Коса нашла на камень в тот миг, когда я, прибыв в Париж, обнаружил, что единственная на весь шестиэтажный отель ванная превращена в подобие камеры хранения. Когда я пригрозил, что тотчас уеду, Мадлен согласилась вернуть ванную в первоначальное состояние. Она любила литературу, а мой приятель, художник Карлос Скляр, преподнес ей экземпляр «Бескрайних земель» (в переводе на французский «Terre Violente») и сказал, что я — писатель, а писателей мадам Сальваж уважала. И тем не менее чисто бразильская проблема ежедневного мытья была решена не полностью: в самый ответственный миг густо намыленный жилец обнаруживал, что горячая вода из крана не идет, ибо перекрыта рачительной и экономной хозяйкой гостиницы.

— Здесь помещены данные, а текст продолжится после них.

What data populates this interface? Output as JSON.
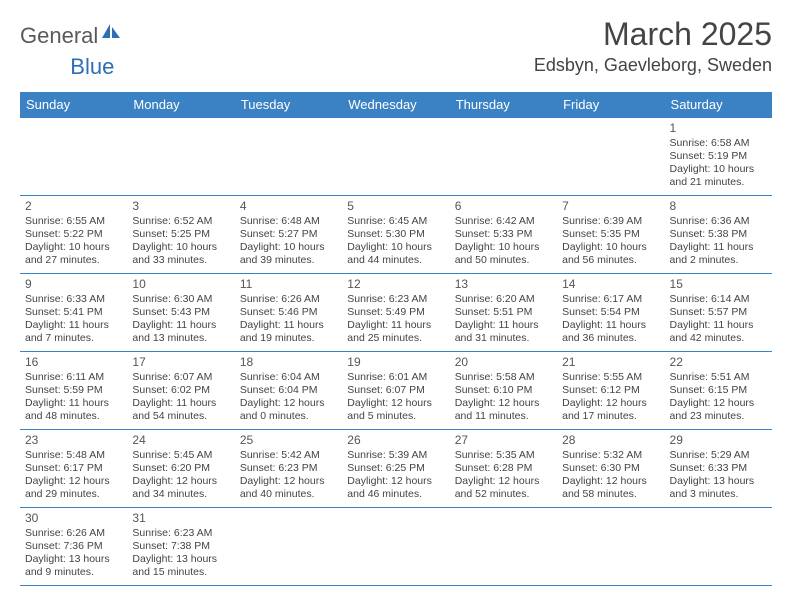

«Гранд-Отель Сен-Мишель» был пристанищем и оплотом португальских и латиноамериканских коммунистов, в основном — художников и писателей, всех не упомнишь и не перечислишь, список постояльцев будет слишком длинным. Николас Гильен и Жустино Мартинс, испытанные и удачливые волокиты, каждый день притаскивавшие в свои логова новую добычу — лифта в отеле не было, и бедные девушки должны были карабкаться по крутым ступеням под испытующим взглядом мадам, пользовались ее особой благосклонностью. После победы барбудос Николас пригласил ее на Кубу, и все на чудном острове привело Мадлен в восхищение, все, за исключением речи Фиделя, длившейся шесть часов. Надо признать, это и вправду чересчур, но мадам Сальваж осталась пылкой поклонницей кубинской революции.
Нравом она отличалась необузданным и вспыльчивым и, как базарная торговка, орала на постояльцев, не плативших в срок, грозя выкинуть их со всем барахлом на улицу. Дальше угроз дело не шло — была мадам крута да отходчива. Послушав однажды ее бешеные вопли и брань, я осведомился, в чем причина такой неистовой злости, и услышал в ответ, что она еще не получила в этот день своей порции сперматозоидов. Настоящий же роман, исторгавший у меня слезы умиления, на моей памяти был у нее только с уругвайским писателем Франсиско Спинолой, который жил в «Сен-Мишеле» годами, оплачивая счета исключительно любовью — мадам очень высоко оценивала и то, чем наделила его природа, и то, как умело он этим пользовался.